Was I not supposed to put my being African/black (race) before my being
a woman (gender)? What if both communities ostracized me?
This experience became the turning point in my life. It completely shattered
my former beliefs: one, that higher education could cushion me from
being victimized by racism, and two, that self-identifying as an African or
black could protect me from gender-based violence. I set out on a second
mission to become a women's rights advocate. The question that continues
to perplex me is, "When a black woman is victimized by violence, in a
racist society, where should she go for help without seeming to betray the
race?"
Thus my effort to become informed about African Americans has been
joined with my discovery of what it means to be a woman. By connecting
with a black community I have discovered a resilience, creativity, and brilliance,
and a spirit that will not give up, no matter how overwhelming the
odds. This has left me with a sense of deep respect and admiration for all
African Americans as a people, but especially black women.
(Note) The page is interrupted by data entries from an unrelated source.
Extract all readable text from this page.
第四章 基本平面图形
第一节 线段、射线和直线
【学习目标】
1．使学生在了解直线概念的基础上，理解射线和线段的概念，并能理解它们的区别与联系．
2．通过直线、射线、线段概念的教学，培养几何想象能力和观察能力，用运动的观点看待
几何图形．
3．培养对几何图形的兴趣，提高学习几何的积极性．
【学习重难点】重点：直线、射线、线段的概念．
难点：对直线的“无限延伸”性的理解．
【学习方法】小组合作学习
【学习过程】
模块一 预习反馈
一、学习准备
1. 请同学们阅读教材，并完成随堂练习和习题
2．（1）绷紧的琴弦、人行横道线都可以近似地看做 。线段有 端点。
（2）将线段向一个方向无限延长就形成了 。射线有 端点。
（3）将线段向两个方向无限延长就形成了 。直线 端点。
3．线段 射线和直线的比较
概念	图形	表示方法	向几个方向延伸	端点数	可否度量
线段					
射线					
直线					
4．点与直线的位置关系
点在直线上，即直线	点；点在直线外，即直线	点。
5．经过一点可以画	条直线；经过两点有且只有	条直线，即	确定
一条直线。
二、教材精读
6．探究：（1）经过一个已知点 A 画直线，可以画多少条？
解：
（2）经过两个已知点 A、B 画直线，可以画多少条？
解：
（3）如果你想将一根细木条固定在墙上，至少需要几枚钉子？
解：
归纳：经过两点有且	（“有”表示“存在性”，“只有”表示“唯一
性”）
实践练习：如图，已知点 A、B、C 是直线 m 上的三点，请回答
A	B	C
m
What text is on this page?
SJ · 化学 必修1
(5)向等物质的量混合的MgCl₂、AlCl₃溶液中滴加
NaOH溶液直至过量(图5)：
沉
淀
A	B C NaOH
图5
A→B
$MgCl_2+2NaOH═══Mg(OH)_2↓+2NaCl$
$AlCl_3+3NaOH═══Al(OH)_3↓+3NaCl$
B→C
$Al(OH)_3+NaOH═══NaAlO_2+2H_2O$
What I have learned is that there is overwhelming evidence that if one
is born nonwhite in this society, and especially if one is born black, one
receives the message from birth that one is somehow inferior. The misinformation
campaign by the larger society is directed at all black people
who live in the United States throughout their entire lives and is part of
the overall strategy to keep racism in place both in the diaspora and in
Africa. It is especially disturbing to note that our direct interactions with
each other occur through the prism of this erroneous information. Our
deep internalization of this misinformation about ourselves renders our
efforts to come together very difficult. The good news is that we have begun
to understand what has happened to us, and to make concrete efforts to
dismantle our internalized oppression.
I have also sought to learn from all women, rich and poor, white,
black, Latino, Asian, and Native American who simply want to be treated
humanely. Working with women, and on women's issues, has shown me the
uneasy ways in which gender, class, and race intersect and the contradictions
they produce in all communities. For instance, while most black men
can deeply understand racism, only a few are able to confront their own
sexism. Similarly, while most white feminists experience great outrage at
sexual harassment in the workplace, few show real empathy toward victims
of racism.
Over the last decade, therefore, I have devoted my time to advocating
for women and blacks and learning about race, class, and gender. In fact,
my journey to learn brought me into an active involvement in the community
on racial, gender, and cultural issues and to teaching a course on race
and gender at Northwestern University. Through this involvement, I have
developed deep and meaningful relationships with black Americans, which
has shown me that skin color is one thing but situating oneself within the
socio-political context and culture of a people is most important. I also
once served as the director of the very domestic violence center that I had
called for help.
When I left my home village in Kenya 19 years ago to pursue a higher
education, there was nothing in my background as a young woman that
could have adequately prepared me for what awaited me on this side of the
Atlantic. I am fully aware that without the support of my community of
black and women friends that I would never have successfully overcome
the obstacles that lay in my path. I have learned the importance of belonging
to a community. For us Africans who are far from home, I cannot overemphasize
how important it is to belong to and identify with a community
of your choice. The community that I have chosen is the descendants of
those Africans who were brought here 400 years ago. Even with its paradoxes,
it has seemed to me the most right and intelligent thing to do.